Dewey, I think you misread what I posted—I am will it accept that the misreading was in good faith. To be charitable, you may have misread what I meant to post or should have posted. In any event, I do not advocate an ad hoc view of the law. I do say that when you get into question where the answer is not compelled by the clear language of the text or the undistinguishable precedent, then you are in an area where the personal judgment of the judge about what the law ought to be, or more commonly what the out come ought to be, is the decisive consideration. I do not advocate that as a universal theory of the law, a general theory of relativity if you would. Rather I tell you that is a description of how this particular brand of sausage is made. It is a general principal in some areas of the law, however. As Dean Vernon (who Minty and Hamlet knew) said, the guiding principle in conflicts of laws questions is that the widow and kiddies prevail.

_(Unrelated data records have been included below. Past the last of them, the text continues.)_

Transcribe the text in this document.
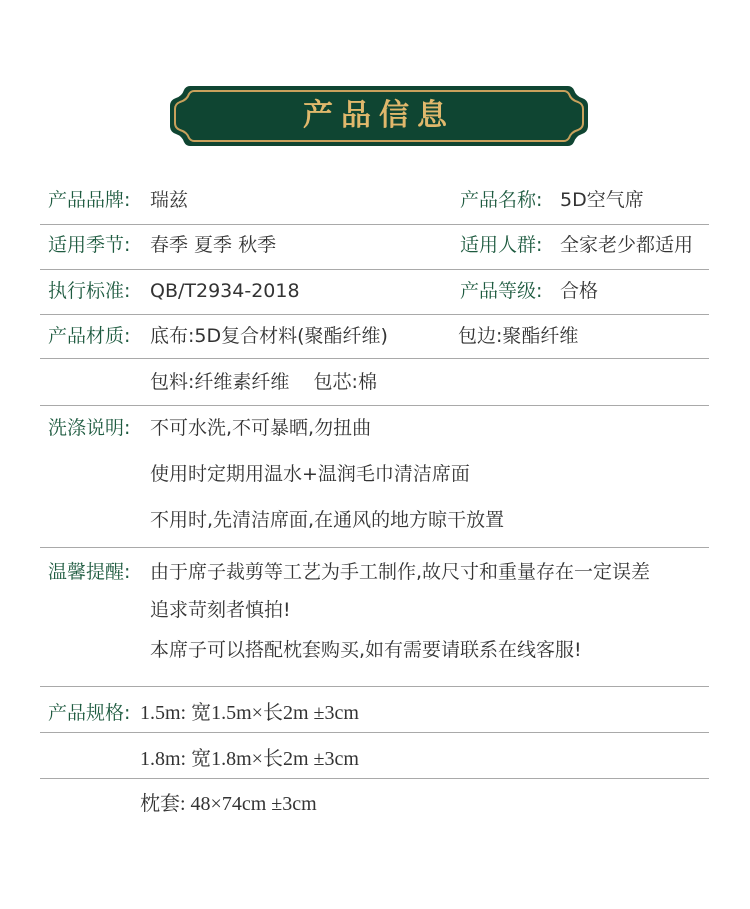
产品信息
产品品牌: 瑞兹	产品名称: 5D空气席
适用季节: 春季 夏季 秋季	适用人群: 全家老少都适用
执行标准: QB/T2934-2018	产品等级: 合格
产品材质: 底布:5D复合材料(聚酯纤维)	包边:聚酯纤维
包料:纤维素纤维    包芯:棉
洗涤说明: 不可水洗,不可暴晒,勿扭曲
使用时定期用温水+温润毛巾清洁席面
不用时,先清洁席面,在通风的地方晾干放置
温馨提醒: 由于席子裁剪等工艺为手工制作,故尺寸和重量存在一定误差
追求苛刻者慎拍!
本席子可以搭配枕套购买,如有需要请联系在线客服!
产品规格: 1.5m: 宽1.5m×长2m ±3cm
1.8m: 宽1.8m×长2m ±3cm
枕套: 48×74cm ±3cm
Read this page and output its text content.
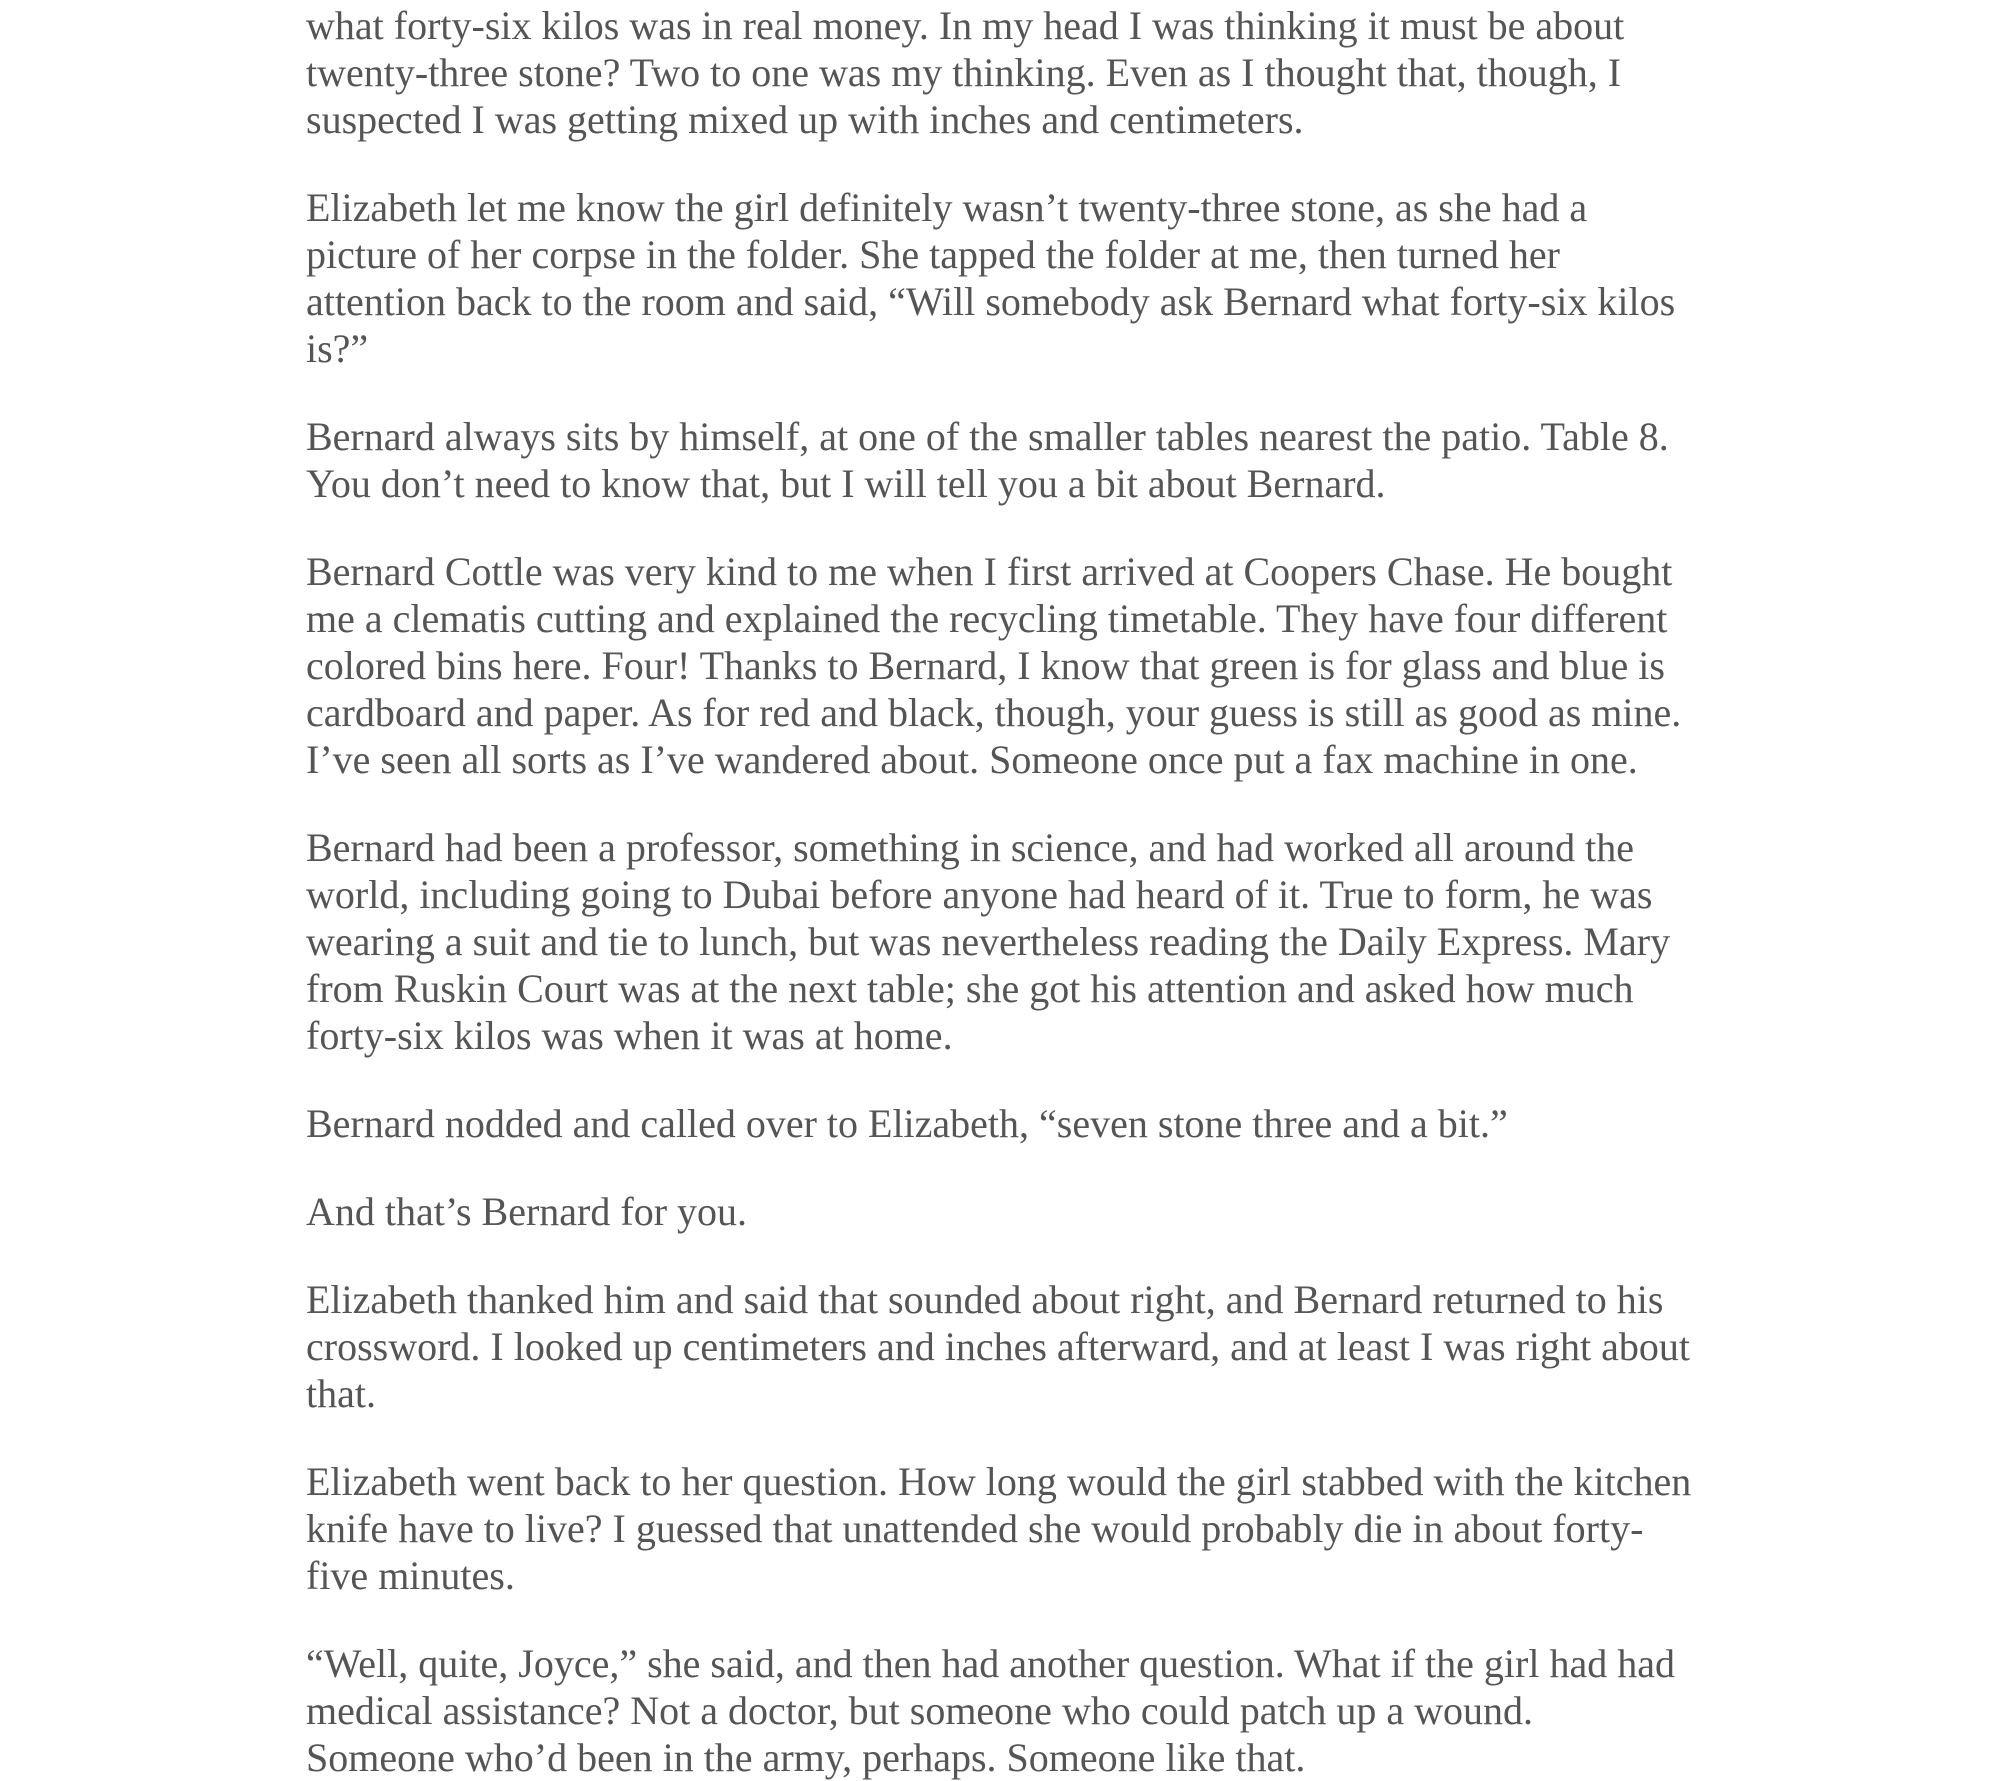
what forty-six kilos was in real money. In my head I was thinking it must be about
twenty-three stone? Two to one was my thinking. Even as I thought that, though, I
suspected I was getting mixed up with inches and centimeters.

Elizabeth let me know the girl definitely wasn’t twenty-three stone, as she had a
picture of her corpse in the folder. She tapped the folder at me, then turned her
attention back to the room and said, “Will somebody ask Bernard what forty-six kilos
is?”

Bernard always sits by himself, at one of the smaller tables nearest the patio. Table 8.
You don’t need to know that, but I will tell you a bit about Bernard.

Bernard Cottle was very kind to me when I first arrived at Coopers Chase. He bought
me a clematis cutting and explained the recycling timetable. They have four different
colored bins here. Four! Thanks to Bernard, I know that green is for glass and blue is
cardboard and paper. As for red and black, though, your guess is still as good as mine.
I’ve seen all sorts as I’ve wandered about. Someone once put a fax machine in one.

Bernard had been a professor, something in science, and had worked all around the
world, including going to Dubai before anyone had heard of it. True to form, he was
wearing a suit and tie to lunch, but was nevertheless reading the Daily Express. Mary
from Ruskin Court was at the next table; she got his attention and asked how much
forty-six kilos was when it was at home.

Bernard nodded and called over to Elizabeth, “seven stone three and a bit.”

And that’s Bernard for you.

Elizabeth thanked him and said that sounded about right, and Bernard returned to his
crossword. I looked up centimeters and inches afterward, and at least I was right about
that.

Elizabeth went back to her question. How long would the girl stabbed with the kitchen
knife have to live? I guessed that unattended she would probably die in about forty-
five minutes.

“Well, quite, Joyce,” she said, and then had another question. What if the girl had had
medical assistance? Not a doctor, but someone who could patch up a wound.
Someone who’d been in the army, perhaps. Someone like that.
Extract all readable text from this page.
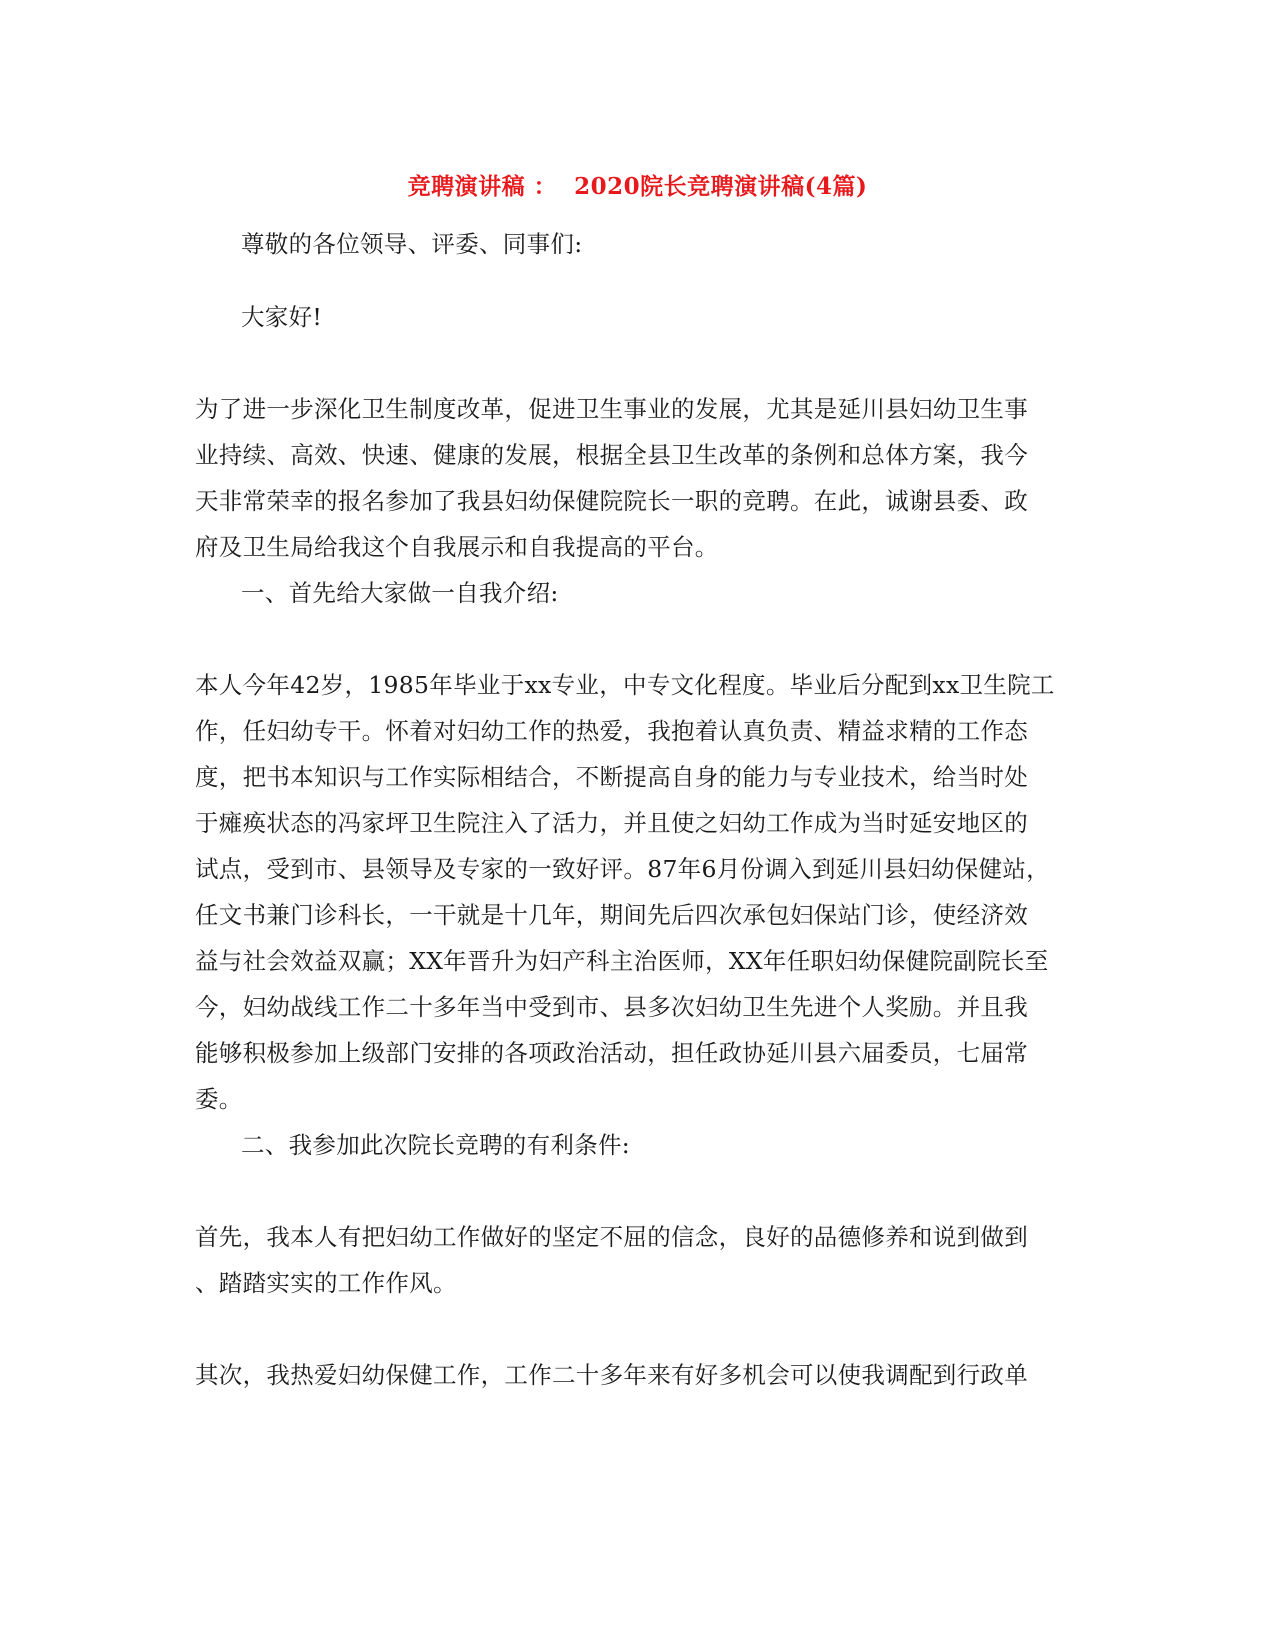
竞聘演讲稿 ：  2020院长竞聘演讲稿(4篇)
尊敬的各位领导、评委、同事们:
大家好!
为了进一步深化卫生制度改革，促进卫生事业的发展，尤其是延川县妇幼卫生事
业持续、高效、快速、健康的发展，根据全县卫生改革的条例和总体方案，我今
天非常荣幸的报名参加了我县妇幼保健院院长一职的竞聘。在此，诚谢县委、政
府及卫生局给我这个自我展示和自我提高的平台。
一、首先给大家做一自我介绍:
本人今年42岁，1985年毕业于xx专业，中专文化程度。毕业后分配到xx卫生院工
作，任妇幼专干。怀着对妇幼工作的热爱，我抱着认真负责、精益求精的工作态
度，把书本知识与工作实际相结合，不断提高自身的能力与专业技术，给当时处
于瘫痪状态的冯家坪卫生院注入了活力，并且使之妇幼工作成为当时延安地区的
试点，受到市、县领导及专家的一致好评。87年6月份调入到延川县妇幼保健站，
任文书兼门诊科长，一干就是十几年，期间先后四次承包妇保站门诊，使经济效
益与社会效益双赢；XX年晋升为妇产科主治医师，XX年任职妇幼保健院副院长至
今，妇幼战线工作二十多年当中受到市、县多次妇幼卫生先进个人奖励。并且我
能够积极参加上级部门安排的各项政治活动，担任政协延川县六届委员，七届常
委。
二、我参加此次院长竞聘的有利条件:
首先，我本人有把妇幼工作做好的坚定不屈的信念，良好的品德修养和说到做到
、踏踏实实的工作作风。
其次，我热爱妇幼保健工作，工作二十多年来有好多机会可以使我调配到行政单
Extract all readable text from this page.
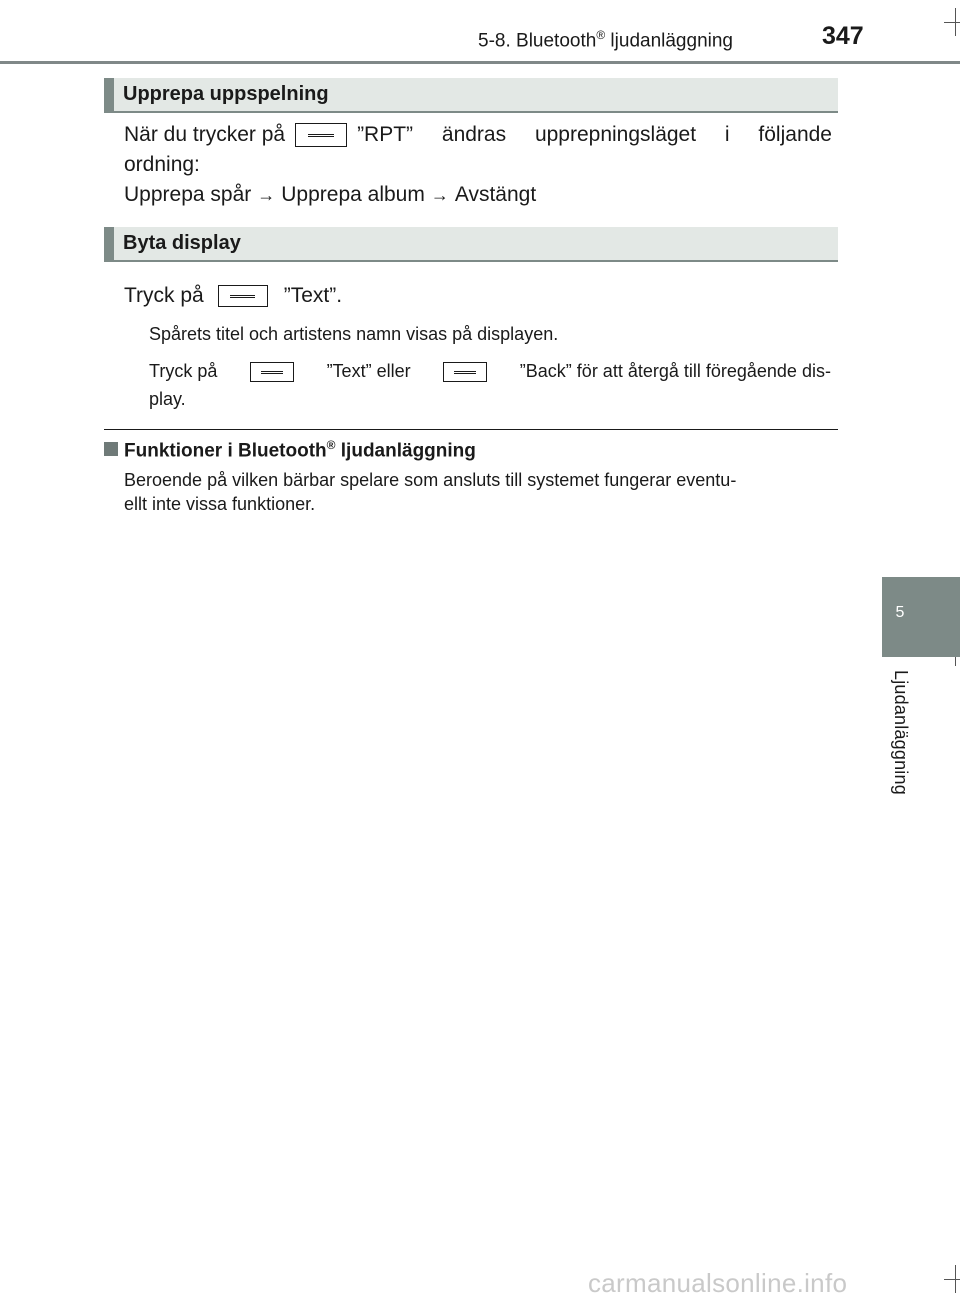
5-8. Bluetooth® ljudanläggning	347
5
Ljudanläggning
Upprepa uppspelning
När du trycker på	”RPT” ändras upprepningsläget i följande
ordning:
Upprepa spår → Upprepa album → Avstängt
Byta display
Tryck på	”Text”.
Spårets titel och artistens namn visas på displayen.
Tryck på	”Text” eller	”Back” för att återgå till föregående dis-
play.
Funktioner i Bluetooth® ljudanläggning
Beroende på vilken bärbar spelare som ansluts till systemet fungerar eventu-
ellt inte vissa funktioner.
carmanualsonline.info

Clearly, broad Constitutional issues are decided as maters of policy. Were that not true then there would not have been a decision that separate racially segregated facilities passed Constitutional muster and then some 90 years later a decision that they did not pass Constitutional muster. The language of the document did not change, the mind set of the legislators who drafter the Reconstruction Amendments did not change, the opinions of the voters and state legislators who ratified the amendments did not change. What changed was the members of the Court and the opinion of the country. That is the way the machine works. You may deplore and decry the failure to adhere to some guiding principle until you turn blue in the face, you may protest against the stars in their courses, but the makeup and reasoned personal opinions of the Justices of the Supreme Court in debatable cases counts for more than many are willing to recognize. You and I and others as keepers of the secrets of the sacred wisdom need to acknowledge that, even though it is probably not a good idea to broadcast it among the great uninformed masses or at court bashing rallies. We may be sausage makes at heart but we need to maintain the pretence that this Constitution thing is predictable and knowable and springs from the strong loins of the Founders, fully formed and perfect like a Greek goddess from Zeus’s forehead.
Let me also suggest, because I am fond of the analogy, that saying that four lane high speed highways are bad because Hitler built the first ones is not equivalent to saying that because Cuban cigars are a delight and a boon to the frazzled soul Castro’s government is a good thing. It is worth noting that it has been our government’s policy that Cuban cigars are bad, evil, un-patriotic and it is a crime to have them, not because the Surgeon General says so, but because we hate Castro and all his works and the horse he rode in on as a mater of political policy.
As I read over this thread I get the idea that some of us are working with an extremely limited view of the Due Process and Equal Protection clause. Let me pose a silly hypothetical question. If the Congress of the United States, after due consideration, passed and the President upon the advise of the Attorney General, signed a federal statute, claiming authority under the Commerce Clause, clearly and unambiguously making it a felony punishable by at fine of not more than $250,000.00 and up to five years confinement for anyone subject to the jurisdiction of the United States to wear a bow tie, would such a statute be subject to attack as a deprivation of Substantive Due Process. Since view taken by some appears to be that Substantive Due Process is an imposter without foundation in jurisprudence, I take it that it is immaterial that there is no rational connection between the bow tie suppression statute and some objective which the government may accomplish by the exercise of its police power. The position of this particular straw man would be that the Bow Tie Criminalization Act of 2003 is a proper exercise of the government’s police power because it was properly enacted and there is no language in the Constitution that expressly guarantees the liberty to wear a bow tie. A silly and extreme example, I know, but no more silly that Texas’s criminalization of private, consensual, adult buggery.
Of course I read Justice Scalia’s dissent in the Texas sodomy case, all of it. It seems to me that the good Justice’s resort to talking about a homosexual agenda is a good and reliable indication that the basis for his opinion is a visceral adherence to a personal idea of public morals, his personal reaction to the out come of the case, anger that the case did not have the out come he wanted, and that he was looking for an argument that would give rise to a different out come.